That tree you see perched on top of a building under construction marks a tradition called “topping out” or “topping off,” and it dates back centuries to Scandinavian beliefs about the spiritual power of trees. The practice signals that a building has reached its highest point, and the tree is placed there as a symbol of good luck, growth, and respect for the workers who brought the structure to that milestone.
Roots in Scandinavian Mythology
The tradition traces back to ancient Norse beliefs that humans were descended from trees. Scandinavian mythology held that after death, a person’s essence returned to the trees, meaning the soul of every deceased person resided within the wood itself. Trees weren’t just lumber. They were sacred vessels.
When builders cut down trees to construct homes, they believed they were displacing the spirits that lived inside the wood. To make peace with the gods and honor those displaced spirits, they placed a felled tree on top of a finished home. The gesture was meant to bring blessings, fertility, and long life to the people who would live there. Over time, this practice spread throughout Europe and eventually carried across the Atlantic with immigrant builders.
What a Topping Out Ceremony Looks Like Today
In modern construction, the ceremony happens when the last structural beam or highest piece of the framework is set into place. This is a major milestone: the skeleton of the building is complete, even though months of interior work, electrical, plumbing, and finishing remain. The tree, typically a small evergreen, gets fastened to the final beam or hoisted to the roof before or as it’s lifted into position.
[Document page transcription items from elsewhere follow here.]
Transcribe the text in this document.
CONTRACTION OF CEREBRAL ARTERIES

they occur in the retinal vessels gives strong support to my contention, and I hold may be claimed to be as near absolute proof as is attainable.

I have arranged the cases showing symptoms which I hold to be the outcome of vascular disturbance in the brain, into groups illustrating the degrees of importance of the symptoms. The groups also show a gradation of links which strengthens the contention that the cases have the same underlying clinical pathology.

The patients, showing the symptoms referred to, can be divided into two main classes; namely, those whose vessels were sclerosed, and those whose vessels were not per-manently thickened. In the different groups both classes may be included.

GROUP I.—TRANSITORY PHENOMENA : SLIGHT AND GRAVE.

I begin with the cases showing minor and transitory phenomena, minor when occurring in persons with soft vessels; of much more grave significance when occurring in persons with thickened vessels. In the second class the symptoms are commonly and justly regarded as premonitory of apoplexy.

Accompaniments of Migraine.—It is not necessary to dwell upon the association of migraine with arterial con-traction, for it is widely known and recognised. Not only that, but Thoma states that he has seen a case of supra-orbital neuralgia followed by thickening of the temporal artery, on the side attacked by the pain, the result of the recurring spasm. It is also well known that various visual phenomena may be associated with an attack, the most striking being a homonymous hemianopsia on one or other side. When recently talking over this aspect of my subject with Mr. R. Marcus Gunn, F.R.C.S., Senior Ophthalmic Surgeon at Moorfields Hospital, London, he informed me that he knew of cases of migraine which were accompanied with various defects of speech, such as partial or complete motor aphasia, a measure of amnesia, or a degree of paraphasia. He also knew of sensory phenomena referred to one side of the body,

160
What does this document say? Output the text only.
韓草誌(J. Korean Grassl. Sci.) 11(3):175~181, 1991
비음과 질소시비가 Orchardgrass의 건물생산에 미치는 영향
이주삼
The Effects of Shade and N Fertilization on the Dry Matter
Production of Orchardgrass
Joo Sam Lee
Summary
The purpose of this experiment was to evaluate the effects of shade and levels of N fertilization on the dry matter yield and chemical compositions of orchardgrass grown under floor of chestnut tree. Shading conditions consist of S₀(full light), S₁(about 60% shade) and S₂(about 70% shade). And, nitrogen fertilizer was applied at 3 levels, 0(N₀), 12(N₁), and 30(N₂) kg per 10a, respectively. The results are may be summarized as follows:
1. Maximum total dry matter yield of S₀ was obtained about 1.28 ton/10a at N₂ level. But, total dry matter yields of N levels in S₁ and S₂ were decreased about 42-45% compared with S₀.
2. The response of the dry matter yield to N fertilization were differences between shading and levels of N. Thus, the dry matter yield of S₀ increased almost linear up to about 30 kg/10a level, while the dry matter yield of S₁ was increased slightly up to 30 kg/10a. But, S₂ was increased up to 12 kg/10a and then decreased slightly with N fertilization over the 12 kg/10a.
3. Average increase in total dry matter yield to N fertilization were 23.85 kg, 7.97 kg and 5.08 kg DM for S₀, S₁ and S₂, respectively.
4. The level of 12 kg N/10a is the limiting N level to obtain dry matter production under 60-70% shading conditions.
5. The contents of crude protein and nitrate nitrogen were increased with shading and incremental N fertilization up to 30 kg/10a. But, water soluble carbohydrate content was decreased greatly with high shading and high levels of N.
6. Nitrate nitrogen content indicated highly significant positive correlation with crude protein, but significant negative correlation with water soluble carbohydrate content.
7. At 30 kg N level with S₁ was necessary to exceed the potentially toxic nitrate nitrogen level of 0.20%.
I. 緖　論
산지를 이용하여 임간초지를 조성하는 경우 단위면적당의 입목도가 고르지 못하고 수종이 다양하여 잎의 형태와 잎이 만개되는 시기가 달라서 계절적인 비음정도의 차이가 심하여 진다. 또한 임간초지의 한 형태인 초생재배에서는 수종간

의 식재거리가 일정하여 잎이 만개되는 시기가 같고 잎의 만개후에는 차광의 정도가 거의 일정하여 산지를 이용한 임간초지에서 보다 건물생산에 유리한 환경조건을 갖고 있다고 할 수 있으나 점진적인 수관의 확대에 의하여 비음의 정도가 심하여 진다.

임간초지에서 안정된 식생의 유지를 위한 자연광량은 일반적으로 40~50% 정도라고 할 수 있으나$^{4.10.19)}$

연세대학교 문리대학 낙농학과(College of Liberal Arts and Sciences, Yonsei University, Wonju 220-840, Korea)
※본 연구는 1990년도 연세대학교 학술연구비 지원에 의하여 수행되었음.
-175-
In the United States, you’ll often see an American flag flying alongside the evergreen, a nod to national pride and the crews who built the structure. On large commercial projects, the final beam is sometimes painted white and passed around for workers to sign before it goes up. At one recent U.S. Army Corps of Engineers project, engineers signed their names next to electricians, and veteran construction workers left their marks beside young apprentices. The steel beam became, as one account described it, “a tapestry of signatures, well-wishes, and doodles.”
Why an Evergreen Specifically
The choice of an evergreen isn’t random. Evergreens keep their needles year-round, making them a natural symbol of endurance, vitality, and life that persists through harsh conditions. For a building that’s meant to stand for decades, the symbolism fits. The original European tradition sometimes used whatever tree species was locally available, but the evergreen became the standard because its year-round greenery reinforced the idea of lasting prosperity and good fortune for the structure and its future occupants.
How the Tradition Varies Around the World
The core idea, marking a building’s highest point with a ceremony, appears in construction cultures worldwide, though the details shift. In Germany, the tradition is called Richtfest, a celebration that typically includes speeches, food, and drinks provided by the building’s owner for the construction crew. It’s one of the most deeply rooted building customs in German-speaking countries and carries a strong sense of obligation: skipping the Richtfest is considered disrespectful to the workers.
In the United Kingdom, topping out ceremonies are common on large public and commercial buildings, often involving local officials or dignitaries. Japanese construction has its own structural completion rituals rooted in Shinto traditions, emphasizing purification and spiritual harmony with the building site. The specifics differ, but the underlying impulse is the same: pause at a critical moment, honor the work and the workers, and wish the building well.
More Than Superstition
Whatever you think of the ancient spiritual origins, the topping out ceremony serves a very practical purpose on a modern job site. Large construction projects grind on for months or years, and the work is physically demanding and often dangerous. Reaching the structural peak is a tangible, visible sign of progress that every person on the crew can see and feel. It breaks the long slog into a before and after.
Project leaders use the moment to recognize individual contributions. At the Army Corps of Engineers ceremony, the project lead acknowledged each team member by role, from contractors to engineers to laborers, noting that the project’s success came from “the hard work, dedication, and passion of the individuals involved.” Workers who signed the final beam later described a sense of personal connection to the building that carried through the remaining months of work. As one project leader put it: “There’s still a lot of work ahead, but this milestone tells us we’re on the right trajectory.”
For workers, the ceremony transforms an anonymous steel-and-concrete project into something they helped create and personally marked. That shift in perspective, from “I’m doing a job” to “I’m building something that matters,” is exactly the kind of morale boost that keeps quality and safety high through the long finishing phase of construction.